Sophie Walker invites London Mayor Sadiq Khan to work with her on tackling rising rates of domestic violence in the capital.

A release of new statistics from the Metropolitan Police show a rise of 8% in reported incidents of domestic violence in London.

The Women’s Equality Party leader, Sophie Walker, responded to the news: “During my campaign to be London’s first female Mayor earlier this year, I set out clear plans to tackle the horrifying prevalence of domestic violence in our city.

“It is simply terrible these figures are rising and, what’s more, that less than a third of the incidents investigated by the Met Police resulted in further action.
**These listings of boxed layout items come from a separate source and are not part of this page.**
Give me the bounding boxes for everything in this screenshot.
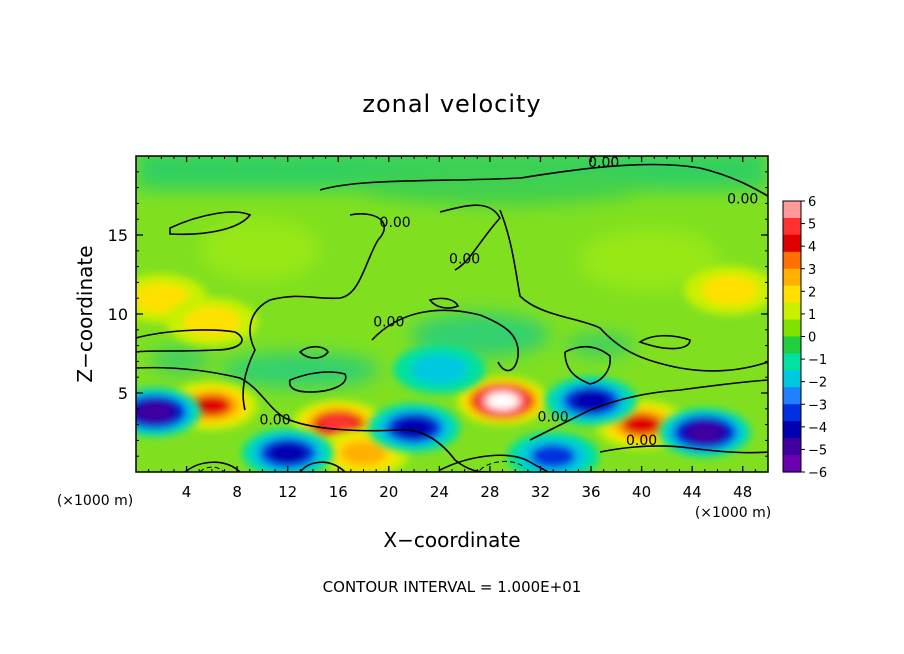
contour-line <box>319 163 768 197</box>
contour-line <box>136 366 491 472</box>
velocity-field-texture <box>136 156 768 388</box>
velocity-feature <box>368 403 460 453</box>
colorbar-label: −4 <box>808 421 827 436</box>
plot-area: 0.00 0.00 0.00 0.00 0.00 0.00 0.00 0.00 <box>136 155 768 472</box>
contour-line <box>371 309 519 372</box>
colorbar-swatch <box>783 234 801 253</box>
negative-contours <box>199 461 526 472</box>
colorbar-swatch <box>783 455 801 473</box>
colorbar-swatch <box>783 370 801 388</box>
contour-line <box>184 461 241 472</box>
velocity-feature <box>658 408 751 457</box>
colorbar-swatch <box>783 201 801 219</box>
contour-label: 0.00 <box>259 413 290 429</box>
colorbar-swatch <box>783 268 801 287</box>
velocity-feature <box>684 265 768 315</box>
x-tick-label: 32 <box>531 483 550 501</box>
dashed-contour <box>199 466 225 472</box>
colorbar-swatch <box>783 404 801 422</box>
colorbar-label: 4 <box>808 240 816 255</box>
x-tick-label: 28 <box>480 483 499 501</box>
colorbar-swatch <box>783 387 801 405</box>
x-axis: 4 8 12 16 20 24 28 32 36 40 44 48 <box>148 156 756 501</box>
colorbar-label: −1 <box>808 353 827 368</box>
dashed-contour <box>479 461 526 471</box>
contour-label: 0.00 <box>538 409 569 425</box>
colorbar-label: 1 <box>808 308 816 323</box>
colorbar-swatch <box>783 353 801 371</box>
colorbar-label: −3 <box>808 398 827 413</box>
x-tick-label: 8 <box>232 483 242 501</box>
y-axis-label: Z−coordinate <box>73 245 97 382</box>
x-axis-label: X−coordinate <box>383 528 520 552</box>
contour-label: 0.00 <box>449 251 480 267</box>
contour-line <box>288 371 347 393</box>
x-tick-label: 16 <box>329 483 348 501</box>
colorbar-swatch <box>783 302 801 321</box>
contour-labels: 0.00 0.00 0.00 0.00 0.00 0.00 0.00 0.00 <box>259 155 758 449</box>
colorbar-swatch <box>783 319 801 338</box>
x-tick-label: 20 <box>379 483 398 501</box>
contour-label: 0.00 <box>373 315 404 331</box>
x-tick-label: 24 <box>430 483 449 501</box>
y-tick-label: 10 <box>108 305 128 324</box>
velocity-feature <box>241 428 334 472</box>
colorbar: 6 5 4 3 2 1 0 −1 −2 −3 −4 −5 −6 <box>782 195 827 481</box>
contour-line <box>529 379 768 441</box>
colorbar-label: 2 <box>808 285 816 300</box>
colorbar-label: −2 <box>808 376 827 391</box>
colorbar-swatch <box>783 285 801 304</box>
chart-title: zonal velocity <box>362 90 541 118</box>
x-tick-label: 44 <box>683 483 702 501</box>
contour-line <box>299 461 346 472</box>
y-axis: 5 10 15 <box>108 171 768 457</box>
y-tick-label: 15 <box>108 226 128 245</box>
contour-line <box>298 345 329 359</box>
colorbar-label: 0 <box>808 331 816 346</box>
contour-line <box>428 297 460 309</box>
colorbar-swatch <box>783 217 801 236</box>
velocity-features <box>136 265 768 472</box>
velocity-feature <box>165 297 258 347</box>
colorbar-label: 5 <box>808 218 816 233</box>
colorbar-label: 3 <box>808 263 816 278</box>
colorbar-swatch <box>783 336 801 355</box>
contour-interval-note: CONTOUR INTERVAL = 1.000E+01 <box>323 578 582 596</box>
colorbar-swatch <box>783 421 801 439</box>
velocity-feature <box>456 376 549 426</box>
velocity-feature <box>507 431 600 472</box>
colorbar-label: −5 <box>808 443 827 458</box>
x-tick-label: 36 <box>581 483 600 501</box>
y-tick-label: 5 <box>118 384 128 403</box>
contour-line <box>169 211 252 236</box>
contour-label: 0.00 <box>626 433 657 449</box>
contour-line <box>564 345 611 385</box>
colorbar-swatch <box>783 438 801 456</box>
velocity-feature <box>393 344 486 394</box>
x-tick-label: 40 <box>632 483 651 501</box>
contour-line <box>242 213 386 411</box>
x-tick-label: 4 <box>182 483 192 501</box>
x-axis-unit-right: (×1000 m) <box>695 505 771 521</box>
velocity-feature <box>136 387 201 437</box>
x-axis-unit-left: (×1000 m) <box>57 493 133 509</box>
contour-label: 0.00 <box>380 215 411 231</box>
colorbar-swatch <box>783 251 801 270</box>
x-tick-label: 48 <box>733 483 752 501</box>
contour-line <box>136 329 243 353</box>
x-tick-label: 12 <box>278 483 297 501</box>
zero-contours <box>136 163 768 472</box>
contour-line <box>499 209 768 372</box>
contour-line <box>439 204 501 271</box>
contour-label: 0.00 <box>727 191 758 207</box>
contour-label: 0.00 <box>588 155 619 171</box>
contour-line <box>638 334 691 350</box>
contour-line <box>599 445 768 454</box>
contour-line <box>439 454 549 472</box>
colorbar-label: −6 <box>808 466 827 481</box>
colorbar-label: 6 <box>808 195 816 210</box>
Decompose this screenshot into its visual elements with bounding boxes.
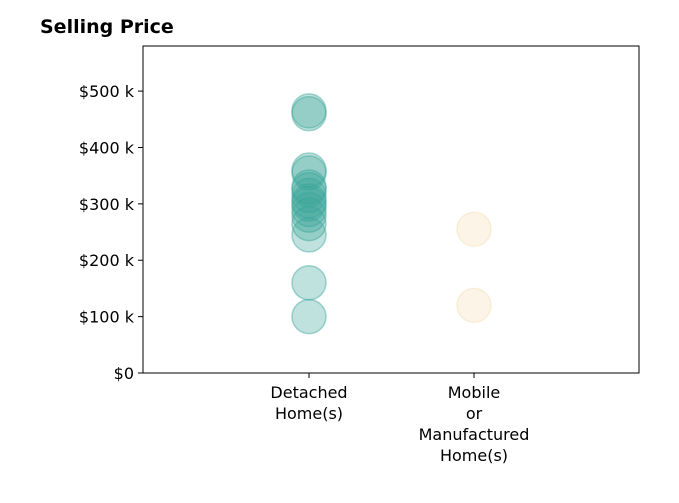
y-axis: $0 $100 k $200 k $300 k $400 k $500 k bbox=[79, 82, 143, 383]
x-tick-label: Manufactured bbox=[419, 425, 530, 444]
x-tick-label: Home(s) bbox=[275, 404, 343, 423]
data-point bbox=[291, 152, 327, 188]
data-point bbox=[291, 183, 327, 219]
x-tick-label: Detached bbox=[270, 383, 347, 402]
x-tick-label: Mobile bbox=[448, 383, 500, 402]
data-point bbox=[456, 211, 492, 247]
x-axis: Detached Home(s) Mobile or Manufactured Home(… bbox=[270, 373, 529, 465]
data-points bbox=[291, 93, 492, 335]
y-tick-label: $500 k bbox=[79, 82, 135, 101]
data-point bbox=[291, 155, 327, 191]
chart-title: Selling Price bbox=[40, 16, 174, 38]
y-tick-label: $100 k bbox=[79, 308, 135, 327]
data-point bbox=[291, 217, 327, 253]
data-point bbox=[291, 172, 327, 208]
x-tick-label: or bbox=[466, 404, 483, 423]
data-point bbox=[291, 95, 327, 132]
data-point bbox=[291, 169, 327, 205]
plot-area-frame bbox=[142, 45, 640, 374]
data-point bbox=[291, 205, 327, 242]
x-tick-label: Home(s) bbox=[440, 446, 508, 465]
y-tick-label: $400 k bbox=[79, 138, 135, 157]
y-tick-label: $0 bbox=[114, 364, 134, 383]
data-point bbox=[291, 265, 327, 301]
data-point bbox=[456, 287, 492, 324]
data-point bbox=[291, 186, 327, 222]
y-tick-label: $200 k bbox=[79, 251, 135, 270]
y-tick-label: $300 k bbox=[79, 195, 135, 214]
data-point bbox=[291, 93, 327, 129]
data-point bbox=[291, 197, 327, 233]
data-point bbox=[291, 298, 327, 335]
data-point bbox=[291, 191, 327, 228]
data-point bbox=[291, 177, 327, 214]
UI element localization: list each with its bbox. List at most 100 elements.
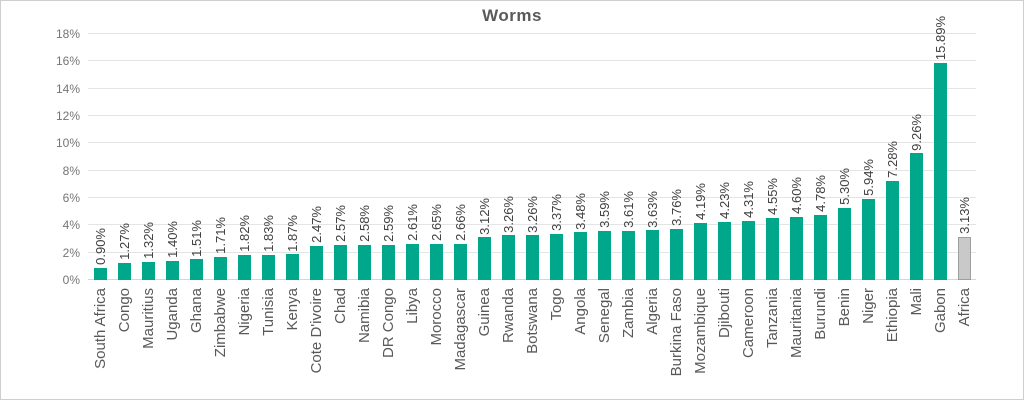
bar [141, 261, 155, 280]
x-label-cell: Ethiopia [880, 288, 904, 399]
category-label: Mauritius [139, 288, 157, 349]
x-label-cell: South Africa [88, 288, 112, 399]
bar-column: 1.87% [280, 34, 304, 280]
x-label-cell: Togo [544, 288, 568, 399]
bar-column: 3.61% [616, 34, 640, 280]
x-label-cell: Algeria [640, 288, 664, 399]
bar-column: 4.19% [688, 34, 712, 280]
value-label: 3.26% [500, 195, 516, 233]
x-label-cell: Angola [568, 288, 592, 399]
bar-column: 4.23% [712, 34, 736, 280]
bar [573, 232, 587, 280]
bar [117, 262, 131, 280]
value-label: 1.83% [260, 215, 276, 252]
value-label: 1.32% [140, 222, 156, 259]
x-label-cell: Djibouti [712, 288, 736, 399]
category-label: Burkina Faso [667, 288, 685, 377]
bar [165, 260, 179, 280]
bar [861, 198, 875, 280]
bar [405, 244, 419, 280]
category-label: Africa [955, 288, 973, 327]
x-label-cell: Tanzania [760, 288, 784, 399]
bar [477, 237, 491, 280]
bar [669, 228, 683, 280]
value-label: 1.51% [188, 219, 204, 257]
bar [765, 217, 779, 280]
category-label: Burundi [811, 288, 829, 340]
x-label-cell: Nigeria [232, 288, 256, 399]
category-label: Togo [547, 288, 565, 321]
category-label: Guinea [475, 288, 493, 337]
gridline [88, 142, 976, 144]
value-label: 4.19% [692, 182, 708, 220]
bar-column: 4.31% [736, 34, 760, 280]
bar [597, 230, 611, 280]
value-label: 3.13% [956, 197, 972, 235]
category-label: Nigeria [235, 288, 253, 336]
gridline [88, 87, 976, 89]
bar [909, 153, 923, 280]
category-label: South Africa [91, 288, 109, 369]
bar [189, 259, 203, 280]
x-label-cell: Kenya [280, 288, 304, 399]
bar-column: 3.63% [640, 34, 664, 280]
bar-column: 3.59% [592, 34, 616, 280]
x-label-cell: Senegal [592, 288, 616, 399]
gridline [88, 60, 976, 62]
category-label: Tunisia [259, 288, 277, 336]
category-label: Zimbabwe [211, 288, 229, 358]
value-label: 1.27% [116, 222, 132, 260]
bar-column: 2.58% [352, 34, 376, 280]
category-label: Gabon [931, 288, 949, 334]
x-label-cell: Namibia [352, 288, 376, 399]
x-label-cell: Africa [952, 288, 976, 399]
value-label: 5.30% [836, 167, 852, 205]
category-label: Mali [907, 288, 925, 316]
x-label-cell: Madagascar [448, 288, 472, 399]
y-axis-tick-label: 0% [62, 273, 80, 287]
value-label: 3.59% [596, 191, 612, 228]
value-label: 1.71% [212, 216, 228, 254]
x-label-cell: Tunisia [256, 288, 280, 399]
bar [357, 244, 371, 280]
bar-column: 2.66% [448, 34, 472, 280]
x-label-cell: DR Congo [376, 288, 400, 399]
y-axis-tick-label: 10% [55, 136, 80, 151]
value-label: 2.65% [428, 203, 444, 241]
value-label: 9.26% [908, 113, 924, 151]
bar [549, 233, 563, 280]
bar [621, 230, 635, 280]
y-axis-tick-label: 12% [55, 109, 80, 123]
bar [813, 214, 827, 280]
x-label-cell: Mali [904, 288, 928, 399]
bar-column: 3.37% [544, 34, 568, 280]
category-label: Zambia [619, 288, 637, 339]
category-label: Niger [859, 288, 877, 324]
bar [885, 180, 899, 280]
x-label-cell: Mozambique [688, 288, 712, 399]
y-axis-tick-label: 6% [62, 191, 80, 205]
bar-column: 2.57% [328, 34, 352, 280]
x-label-cell: Congo [112, 288, 136, 399]
value-label: 3.61% [620, 190, 636, 228]
x-label-cell: Libya [400, 288, 424, 399]
bar-column: 4.60% [784, 34, 808, 280]
x-label-cell: Zimbabwe [208, 288, 232, 399]
x-label-cell: Mauritius [136, 288, 160, 399]
x-label-cell: Guinea [472, 288, 496, 399]
value-label: 1.40% [164, 221, 180, 258]
category-label: Cote D'ivoire [307, 288, 325, 374]
x-axis-labels: South Africa Congo Mauritius Uganda Ghana Zim… [88, 288, 976, 399]
y-axis-tick-label: 8% [62, 163, 80, 178]
bar-column: 4.78% [808, 34, 832, 280]
y-axis-tick-label: 16% [55, 54, 80, 69]
bar-column: 1.82% [232, 34, 256, 280]
bar [741, 221, 755, 280]
value-label: 7.28% [884, 140, 900, 178]
x-label-cell: Morocco [424, 288, 448, 399]
x-label-cell: Burundi [808, 288, 832, 399]
bar [837, 207, 851, 280]
gridline [88, 224, 976, 226]
y-axis-tick-label: 4% [62, 218, 80, 233]
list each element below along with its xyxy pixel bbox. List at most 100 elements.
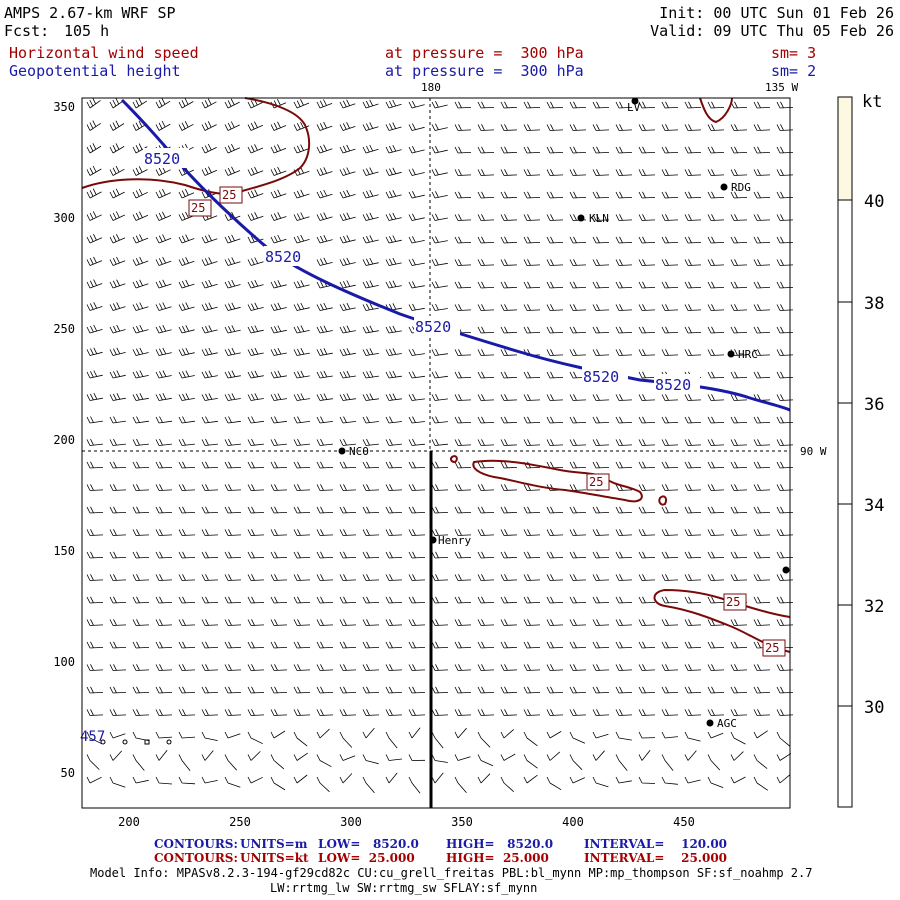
wind-barb [385, 167, 402, 176]
wind-barb [569, 529, 587, 536]
wind-barb [454, 394, 472, 401]
wind-barb [224, 416, 241, 424]
wind-barb [132, 256, 149, 266]
field1-name: Horizontal wind speed [9, 44, 199, 62]
wind-barb [707, 259, 725, 266]
wind-barb [155, 347, 172, 356]
wind-barb [661, 146, 679, 154]
wind-barb [247, 280, 264, 289]
wind-barb [684, 439, 702, 446]
wind-barb [178, 731, 196, 739]
wind-barb [707, 731, 724, 739]
wind-barb [431, 461, 449, 469]
wind-barb [293, 438, 310, 446]
wind-barb [247, 709, 265, 716]
wind-barb [201, 574, 219, 581]
wind-barb [201, 750, 214, 761]
wind-barb [109, 188, 125, 199]
station-label: LV [627, 101, 641, 114]
wind-barb [776, 439, 794, 446]
wind-barb [638, 551, 656, 559]
wind-barb [339, 709, 357, 716]
wind-barb [339, 370, 356, 379]
wind-barb [408, 574, 426, 581]
wind-barb [477, 506, 495, 514]
wind-barb [730, 506, 748, 514]
wind-barb [431, 438, 448, 446]
wind-barb [201, 370, 218, 379]
wind-barb [592, 394, 610, 401]
wind-barb [132, 370, 149, 379]
wind-barb [224, 325, 241, 334]
wind-barb [132, 234, 149, 244]
wind-barb [339, 212, 356, 221]
wind-barb [385, 686, 403, 694]
wind-barb [707, 439, 725, 446]
wind-barb [707, 619, 725, 626]
wind-barb [730, 461, 748, 469]
wind-barb [638, 619, 656, 626]
wind-barb [293, 664, 311, 671]
wind-barb [362, 438, 379, 446]
wind-barb [730, 416, 748, 424]
wind-barb [546, 259, 564, 266]
wind-barb [224, 370, 241, 379]
wind-barb [339, 506, 357, 514]
wind-barb [132, 574, 150, 581]
wind-barb [293, 484, 311, 491]
height-label-bg [582, 366, 628, 386]
wind-barb [569, 709, 587, 716]
wind-barb [339, 619, 357, 626]
wind-barb [155, 188, 171, 199]
wind-barb [592, 259, 610, 266]
wind-barb [707, 326, 725, 334]
wind-barb [638, 191, 656, 199]
wind-barb [638, 664, 656, 671]
wind-barb [684, 750, 697, 761]
wind-barb [385, 641, 403, 649]
wind-barb [707, 709, 725, 716]
wind-barb [546, 326, 564, 334]
wind-barb [730, 394, 748, 401]
wind-barb [730, 641, 748, 649]
wind-barb [339, 641, 357, 649]
wind-barb [293, 302, 310, 311]
wind-barb [753, 349, 771, 356]
wind-barb [408, 371, 425, 379]
wind-barb [615, 169, 633, 176]
wind-barb [431, 348, 448, 356]
wind-barb [569, 349, 587, 356]
wind-barb [109, 211, 125, 221]
wind-barb [546, 191, 564, 199]
wind-barb [201, 121, 217, 131]
wind-barb [684, 236, 702, 244]
wind-barb [454, 686, 472, 694]
wind-barb [615, 574, 633, 581]
wind-barb [615, 101, 633, 109]
wind-barb [178, 370, 195, 379]
wind-barb [477, 281, 495, 289]
wind-barb [431, 168, 448, 176]
wind-barb [431, 281, 448, 289]
x-tick-label: 450 [673, 815, 695, 829]
wind-barb [454, 236, 472, 244]
wind-barb [339, 189, 356, 199]
wind-barb [753, 551, 771, 559]
wind-barb [385, 416, 402, 424]
wind-barb [339, 596, 357, 604]
wind-barb [178, 529, 196, 536]
wind-barb [339, 280, 356, 289]
wind-barb [638, 686, 656, 694]
wind-barb [431, 664, 449, 671]
wind-barb [707, 754, 721, 771]
wind-barb [362, 122, 379, 131]
wind-barb [431, 236, 448, 244]
wind-barb [293, 280, 310, 289]
wind-barb [684, 191, 702, 199]
speed-label-box [723, 593, 747, 611]
station-label: RDG [731, 181, 751, 194]
wind-barb [454, 281, 472, 289]
wind-barb [523, 529, 541, 536]
wind-barb [339, 167, 356, 176]
wind-barb [362, 325, 379, 334]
“We have plans to tackle domestic violence both at the point at which it is reported and before this through preventative teaching in schools, rehabilitation of offenders, and specialist support for every survivor. I invite Sadiq Khan, who has styled himself as London’s first ‘feminist Mayor’, to take on these plans and to show himself to be a man of action as well as words.”

Walker explained that rising rates of violence against women and girls often occur at times of crisis, putting the figures in the context of current political, economic and international uncertainties and claimed that the party could bring support to City Hall.

“Understanding rising domestic violence rates is one thing, but the central issue for us is combatting them. I was the only London Mayoral candidate to set out a clear set of policies that prioritised this issue. The Women’s Equality Party is dedicated to ending violence against women in all its forms.”

WEP’s policies for London include better police enforcement of Domestic Violence Protection Notices/Orders (DVPO), so that perpetrators and not victims are removed from their homes, and ring-fenced stable and sustainable funding for specialist support services, that are for and led by women, including BAME women and disabled women.

WEP would also work with local authority services to establish a solid pan-London system to help women fleeing domestic and sexual abuse find refuge and secure accommodation, as well as ring-fence a proportion of London’s housing investment to build refuges those trapped in dangerous situations because they can’t afford to escape.